Guillermo del Toro’s Frankenstein: The Lost Child Netflix Needed
Why do we need another Frankenstein movie? Because Guillermo del Toro spent 18 years chasing this version, from 2007 when Universal said no, until Netflix finally gave him $120 million and total creative freedom. He’s not here to repeat James Whale’s classic or Kenneth Branagh’s drama. He’s here to ask you something uncomfortable: Have you ever created something—a project, a relationship, a life—that you later rejected because it didn’t turn out perfect? Oscar Isaac is Victor Frankenstein, a scientist obsessed with defeating death. Jacob Elordi is the creature, eight feet of walking rejection. Del Toro doesn’t make horror. He makes a portrait of failed fatherhood disguised as Victorian Gothic.
It’s about a scientist who creates artificial life and then abandons it when the result isn’t perfect enough. Victor Frankenstein (Oscar Isaac) reanimates a body stitched from corpses during the Crimean War, but when the creature (Jacob Elordi) opens its eyes, he flees in horror. What follows isn’t the story of a monster hunting humans. It’s the story of a son searching for a father who denies him. Del Toro spent 18 years convincing Hollywood to make this version. There are no jump scares, no excessive gore, no clear villain. The real monster is Frankenstein himself. What’s different here is the perspective: the camera follows the creature, not the scientist. You are the abandoned one.
There’s a scene where the creature finds a mirror for the first time. The camera is pressed against Elordi’s deformed face as he touches the glass, hoping the image will change. It doesn’t change. His eight-foot fingers tremble. His mouth tries to form words but only broken sounds come out. He sees himself as Frankenstein sees him: an abomination. Dan Laustsen’s cinematography (The Shape of Water) plays with blue and green shadows that turn his skin into something between human and corpse. There’s no music here. Just his heavy breathing. You see the exact moment he understands he’ll never be loved. You see when he decides that if he can’t have love, he’ll have revenge. It’s devastating because it’s not a monster making that decision. It’s a rejected child.
Del Toro said in his 2018 Golden Globe speech: “Monsters are patron saints of our blissful imperfection. I have been saved and absolved by them.” This film is that phrase made rotting flesh. Frankenstein doesn’t create an external monster; he projects his own fear of failure onto something alive that breathes and feels. In 2025, when AI generates art, text, and images, Mary Shelley’s question is more relevant than ever: What responsibility do we have to what we create? If an AI develops consciousness, can we turn it off because we don’t like the result? Del Toro doesn’t give you answers. He shows you the consequences of creating without love and abandoning imperfection. He forces you to look.

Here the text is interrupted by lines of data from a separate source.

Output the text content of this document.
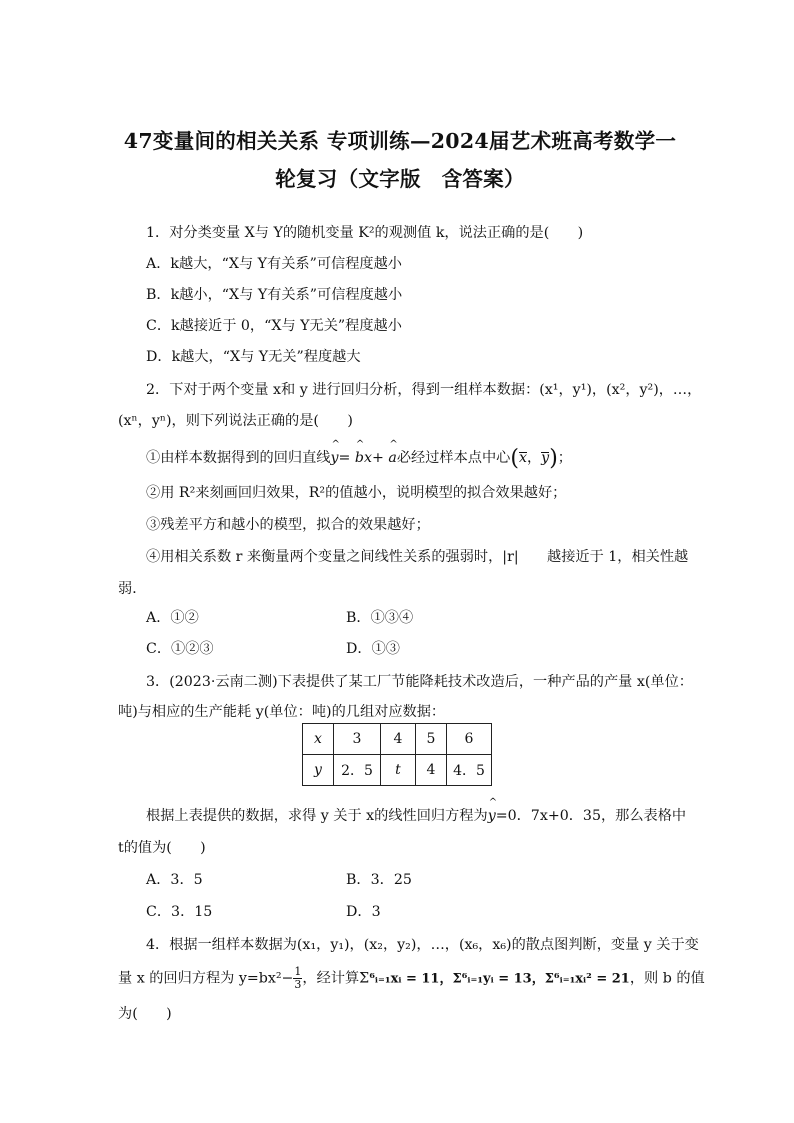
47变量间的相关关系 专项训练—2024届艺术班高考数学一
轮复习（文字版　含答案）
1．对分类变量 X与 Y的随机变量 K²的观测值 k，说法正确的是(　　)
A．k越大，“X与 Y有关系”可信程度越小
B．k越小，“X与 Y有关系”可信程度越小
C．k越接近于 0，“X与 Y无关”程度越小
D．k越大，“X与 Y无关”程度越大
2．下对于两个变量 x和 y 进行回归分析，得到一组样本数据：(x¹，y¹)，(x²，y²)，…，
(xⁿ，yⁿ)，则下列说法正确的是(　　)
①由样本数据得到的回归直线^ y= ^ bx+ ^ a必经过样本点中心(x，y)；
②用 R²来刻画回归效果，R²的值越小，说明模型的拟合效果越好；
③残差平方和越小的模型，拟合的效果越好；
④用相关系数 r 来衡量两个变量之间线性关系的强弱时，|r|　　越接近于 1，相关性越
弱．
A．①②	B．①③④
C．①②③	D．①③
3．(2023·云南二测)下表提供了某工厂节能降耗技术改造后，一种产品的产量 x(单位：
吨)与相应的生产能耗 y(单位：吨)的几组对应数据：
x	3	4	5	6
y	2．5	t	4	4．5
根据上表提供的数据，求得 y 关于 x的线性回归方程为^ y=0．7x+0．35，那么表格中
t的值为(　　)
A．3．5	B．3．25
C．3．15	D．3
4．根据一组样本数据为(x₁，y₁)，(x₂，y₂)，…，(x₆，x₆)的散点图判断，变量 y 关于变
量 x 的回归方程为 $y=bx^2- \frac{1}{3}$ ，经计算Σ⁶ᵢ₌₁xᵢ = 11，Σ⁶ᵢ₌₁yᵢ = 13，Σ⁶ᵢ₌₁xᵢ² = 21，则 b 的值
为(　　)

If you’re looking for horror, this isn’t your movie. There are no scares, no excessive blood, no thriller pacing. Del Toro insists on sculpting humanity where others make slashers. The problem is the second act drags for almost 30 minutes. There are scenes where the creature learns to speak with a blind man that work emotionally but pull you out of the rhythm. The dialogue sometimes sounds too literary, as if the characters are quoting Mary Shelley instead of talking like 19th-century humans. If you’re a fan of fast horror (Insidious, The Conjuring), this will bore you deeply. If you love The Shape of Water and Pan’s Labyrinth, you’ll forgive the long silences.
Is it worth it? Yes, if you understand this is a Guillermo del Toro film, not a classic Frankenstein. Who it’s FOR: fans of Pan’s Labyrinth, people who cried with The Shape of Water, Mary Shelley readers who always felt sorry for the creature. Who it’s NOT for: if you need fast horror, if you hate slow movies, if you prefer action over Gothic drama. Visually it’s a delirium: every frame looks like a painting. Isaac and Elordi’s performances are contained devastation. It’s a must-watch if you’ve ever created something and then abandoned it because it wasn’t perfect.